Still, if you’re traveling a country where you don’t speak the language, you must be aware of the cultural differences and other obstacles that could get you in trouble. That language app isn’t going to help you much if you have to deal with foreign law enforcement. So here are some do’s and don’ts to journeying beyond the language barrier in a foreign country.

Do Learn A Few Key Phrases

An ideal tourist is a polite tourist, who respects the customs of the country they’re visiting. Learning basic phrases like please and thank you can go a long way toward getting good service in restaurants, and avoiding suspicious glares. It may also be helpful to learn how to order food politely or ask for things at stores. 

Do Use Hand Gestures

Traveling in a country where you don’t speak the language is like playing a giant game of charades. Sometimes, hand gestures are essential to getting your point across. For example, if you order a dish by pointing and saying “please,” the next question from your server might be, “Beef or chicken?” If you don’t know how to say either of those, hand gestures and animal sounds are totally appropriate. 

Do Use Your Translation App When You Get Stuck

If you’re looking to buy something important, use your translation app. Things like subway passes, tickets to your next destination, or even train delay questions require professional help. Mess these things up and you might get stranded without a hotel room in a foreign country. Even if you hold up the ticket counter line, make use of that language app to get answers to imperative questions.

Do Ask Questions

The best way to get to know the locals and the local culture is to ask questions. If you’re at a bar and you have burning questions about the things you’ve seen that day, take out your translation app and have a conversation with the bartender that way. You can also go to Meetup.com groups where people are trying to learn English. This is a good way to meet locals, get your questions answered, and expand your vocabulary.

Do Your Research

As you plan your trip, do your research on your destination. It always helps to go in with some knowledge of the culture and the people. Watch a few YouTube videos from people who have traveled there before, or read some travel articles. These resources won’t give you the full picture, but they’re a good start.

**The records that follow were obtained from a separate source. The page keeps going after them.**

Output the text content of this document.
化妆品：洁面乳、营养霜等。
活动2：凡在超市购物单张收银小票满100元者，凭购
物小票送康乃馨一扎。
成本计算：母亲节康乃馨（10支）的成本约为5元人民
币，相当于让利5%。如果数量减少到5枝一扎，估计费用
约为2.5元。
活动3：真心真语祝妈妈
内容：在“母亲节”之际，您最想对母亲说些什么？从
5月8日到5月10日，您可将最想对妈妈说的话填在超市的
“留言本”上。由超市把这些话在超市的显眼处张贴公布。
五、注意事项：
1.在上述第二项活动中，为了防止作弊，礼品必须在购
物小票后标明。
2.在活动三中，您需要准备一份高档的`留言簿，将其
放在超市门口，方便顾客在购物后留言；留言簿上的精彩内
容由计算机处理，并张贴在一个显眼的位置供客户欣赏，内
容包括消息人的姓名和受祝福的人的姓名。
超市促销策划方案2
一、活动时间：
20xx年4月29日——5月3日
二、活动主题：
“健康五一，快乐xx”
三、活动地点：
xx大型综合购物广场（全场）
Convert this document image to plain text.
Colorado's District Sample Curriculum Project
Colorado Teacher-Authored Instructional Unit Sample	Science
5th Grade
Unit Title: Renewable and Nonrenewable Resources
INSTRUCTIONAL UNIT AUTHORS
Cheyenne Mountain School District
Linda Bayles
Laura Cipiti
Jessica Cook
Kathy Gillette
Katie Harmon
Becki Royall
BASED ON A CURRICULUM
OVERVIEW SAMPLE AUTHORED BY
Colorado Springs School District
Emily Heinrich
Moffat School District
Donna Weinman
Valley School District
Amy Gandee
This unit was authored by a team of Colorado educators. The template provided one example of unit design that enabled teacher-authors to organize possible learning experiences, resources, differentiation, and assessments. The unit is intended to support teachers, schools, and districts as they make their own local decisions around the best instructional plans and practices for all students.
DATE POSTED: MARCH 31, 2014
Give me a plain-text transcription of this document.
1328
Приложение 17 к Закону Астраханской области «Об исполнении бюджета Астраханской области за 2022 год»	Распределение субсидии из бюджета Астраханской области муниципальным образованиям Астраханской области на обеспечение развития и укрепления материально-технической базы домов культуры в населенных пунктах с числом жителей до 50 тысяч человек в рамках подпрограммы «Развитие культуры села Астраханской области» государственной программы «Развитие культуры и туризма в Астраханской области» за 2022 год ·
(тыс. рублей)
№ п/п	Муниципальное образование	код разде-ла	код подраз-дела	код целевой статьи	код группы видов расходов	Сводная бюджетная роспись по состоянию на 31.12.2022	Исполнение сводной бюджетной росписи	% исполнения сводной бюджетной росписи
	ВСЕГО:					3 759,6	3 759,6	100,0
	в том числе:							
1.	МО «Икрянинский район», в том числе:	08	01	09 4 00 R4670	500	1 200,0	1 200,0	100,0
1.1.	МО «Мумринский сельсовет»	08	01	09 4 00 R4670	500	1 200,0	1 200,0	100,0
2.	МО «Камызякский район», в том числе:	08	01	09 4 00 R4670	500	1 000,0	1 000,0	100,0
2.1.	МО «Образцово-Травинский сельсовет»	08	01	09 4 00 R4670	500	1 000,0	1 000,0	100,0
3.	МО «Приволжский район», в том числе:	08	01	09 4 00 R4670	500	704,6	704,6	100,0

Don’t Expect People To Speak English

Yes, a lot of people in the world speak English. But don’t assume that everyone in the country you’re in speaks it. In Europe, you’ll have more luck with English, but in Asian countries, there is a good chance that you’re on your own. Remember that tip about being polite tourist? Assuming that people speak your language isn’t very polite.

Don’t Make Assumptions, Period.

The best advice to any traveler is to keep an open mind. Some cultures have customs that seem counterintuitive or offensive, but remember, you’re not at home anymore. Viewing other cultures through the lens of your own, and making assumptions about people, doesn’t usually lead to a positive travel experience. Instead, recognize that you’re a guest in someone else’s home, and learn to view differences as an asset, not a detriment.